Мы еще не выезжали за город, нас удерживает отсутствие денег, он беден, и я не богаче. Но все же на днях мы отправимся куда-нибудь помечтать на природе. Одним словом, несмотря на однообразие нашей жизни, мы не жалуемся, работа не дает нам скучать, а воспоминания, которыми мы иногда обмениваемся, освещают все своими золотыми лучами. Приезжай, нам будет веселее.
Я опять берусь за письмо, чтобы описать сказанное мною тем событием, которое случилось вчера, в воскресенье. Несколько дней тому назад я пришел к Полю и он совершенно хладнокровно сообщил мне, что уезжает завтра. Что же, покамест мы пошли в кафе. Я не читал ему проповедей. Я был так удивлен и так уверен, что логика тут бесполезна, что не рискнул возражать. Тем временем я искал какую-нибудь уловку, чтобы удержать его; наконец я придумал; я предложил ему написать мой портрет. Он принял предложение с радостью, и больше разговоров об отъезде не было. И вот этот проклятый портрет, который, по моему мнению, должен был удержать Поля в Париже, вчера чуть не заставил его уехать. Два раза он начинал портрет заново, все время был им недоволен. Наконец он решил его закончить и попросил меня прийти на последний сеанс в воскресенье утром. Итак, я вчера отправился к нему и, войдя, увидел открытый чемодан и наполовину опустошенные ящики. Поль с мрачным видом запихивал как попало свои вещи в чемодан. Он спокойно сказал:
— Я завтра уезжаю.
— А мой портрет? — спросил я.
— Я порвал его, — ответил он, — Сегодня утром я хотел его подправить, а он становился все хуже и хуже, а я его уничтожил и теперь уезжаю.

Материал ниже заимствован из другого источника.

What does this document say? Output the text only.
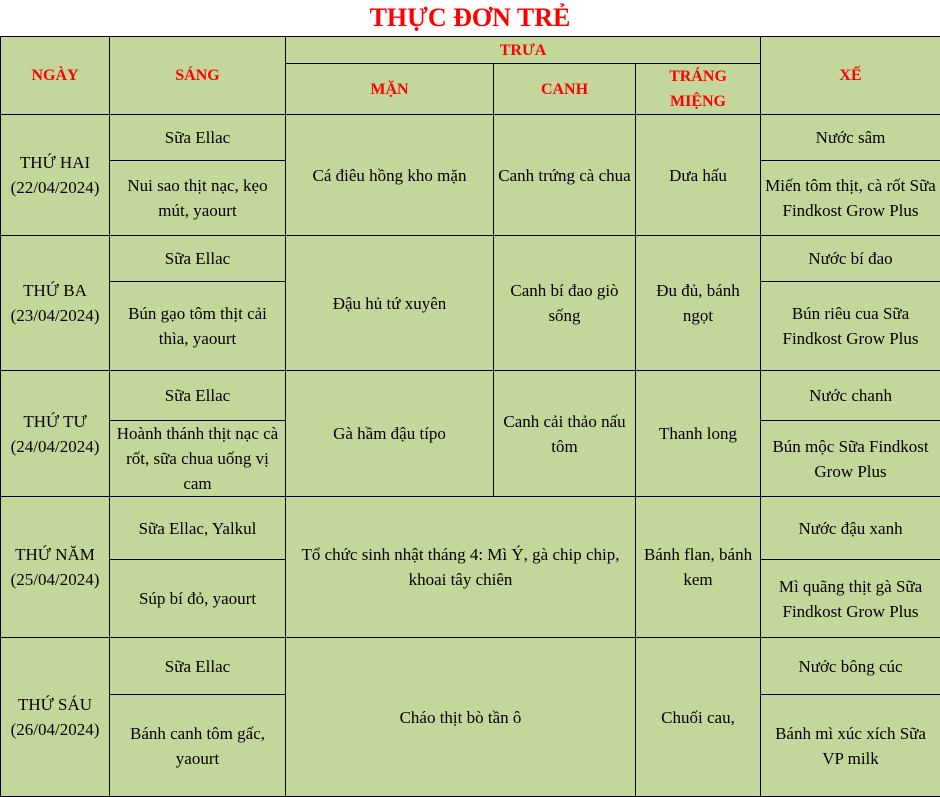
THỰC ĐƠN TRẺ
NGÀY	SÁNG	TRƯA			XẾ
		MẶN	CANH	TRÁNG MIỆNG	

THỨ HAI
(22/04/2024)	Sữa Ellac	Cá điêu hồng kho mặn	Canh trứng cà chua	Dưa hấu	Nước sâm
	Nui sao thịt nạc, kẹo mút, yaourt				Miến tôm thịt, cà rốt Sữa Findkost Grow Plus

THỨ BA
(23/04/2024)	Sữa Ellac	Đậu hủ tứ xuyên	Canh bí đao giò sống	Đu đủ, bánh ngọt	Nước bí đao
	Bún gạo tôm thịt cải thìa, yaourt				Bún riêu cua Sữa Findkost Grow Plus

THỨ TƯ
(24/04/2024)	Sữa Ellac	Gà hầm đậu típo	Canh cải thảo nấu tôm	Thanh long	Nước chanh
	Hoành thánh thịt nạc cà rốt, sữa chua uống vị cam				Bún mộc Sữa Findkost Grow Plus

THỨ NĂM
(25/04/2024)	Sữa Ellac, Yalkul	Tổ chức sinh nhật tháng 4: Mì Ý, gà chip chip, khoai tây chiên		Bánh flan, bánh kem	Nước đậu xanh
	Súp bí đỏ, yaourt				Mì quãng thịt gà Sữa Findkost Grow Plus

THỨ SÁU
(26/04/2024)	Sữa Ellac	Cháo thịt bò tần ô		Chuối cau,	Nước bông cúc
	Bánh canh tôm gấc, yaourt				Bánh mì xúc xích Sữa VP milk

Я воздержался от какого-либо замечания. Мы пошли вместе завтракать, и я ушел от него только к вечеру. Днем он немного образумился, и, когда мы расставались, он обещал мне остаться. Но все это непрочно, если он не уедет на этой неделе, то уедет на следующей; и вообще, может уехать каждую минуту. Теперь мне даже начинает казаться, что он хорошо сделает, если уедет. Может быть, у Поля талант большого художника, но ему не хватит воли стать им. Малейшее препятствие — и у него опускаются руки. Я повторяю, пусть уезжает, он избежит многих трудностей…»
* * *
Золя со своими собственными многочисленными сложностями наконец устал нянчить Поля. В постскриптуме он добавлял: «Поль решил остаться до сентября, но окончательно ли это решение! Я надеюсь, что он не передумает». Золя уже незаметно подходил к заключению, высказанному в «Творчестве», что Сезанн обладал восприимчивостью художника, но не имел достаточно жизненной силы, чтобы стать великим мастером. «У Поля прекрасная натура, у него много природных данных, но он не переносит ни малейшего замечания, каким бы мягким оно ни было». Поль уже был одержим своей почти параноической боязнью прикосновений: «Они могут запустить в меня свои грабли (grappin)». Его чрезвычайные трудности в выполнении портретов проистекают от того чувства неудобства, которое он испытывал, находясь слишком близко с другим человеком, а также из его неспособности осуществить свои эстетические стремления. Эти две проблемы были для него неразрешимо связаны. Этим временем, вероятно, датируется набросок автопортрета, выполненный по фотографии. Голова на ней была затемнена, и в картине Сезанн предпринял несколько изменений, чтобы подчеркнуть характер. Он сделал более четким освещение, очертил подбородок, увеличил поле белого цвета, более явно подчеркнул скулы и усилил суровый насупленный взгляд. Все формы были резко очерчены. В лице было что-то загнанное, горько-агрессивное. В трактовке было нечто грубое, хотя угадывалась свободная широта, которую художник не смог явственно выразить. Эта работа обобщает его унылое, тревожное и надломленное состояние времени первого приезда в Париж.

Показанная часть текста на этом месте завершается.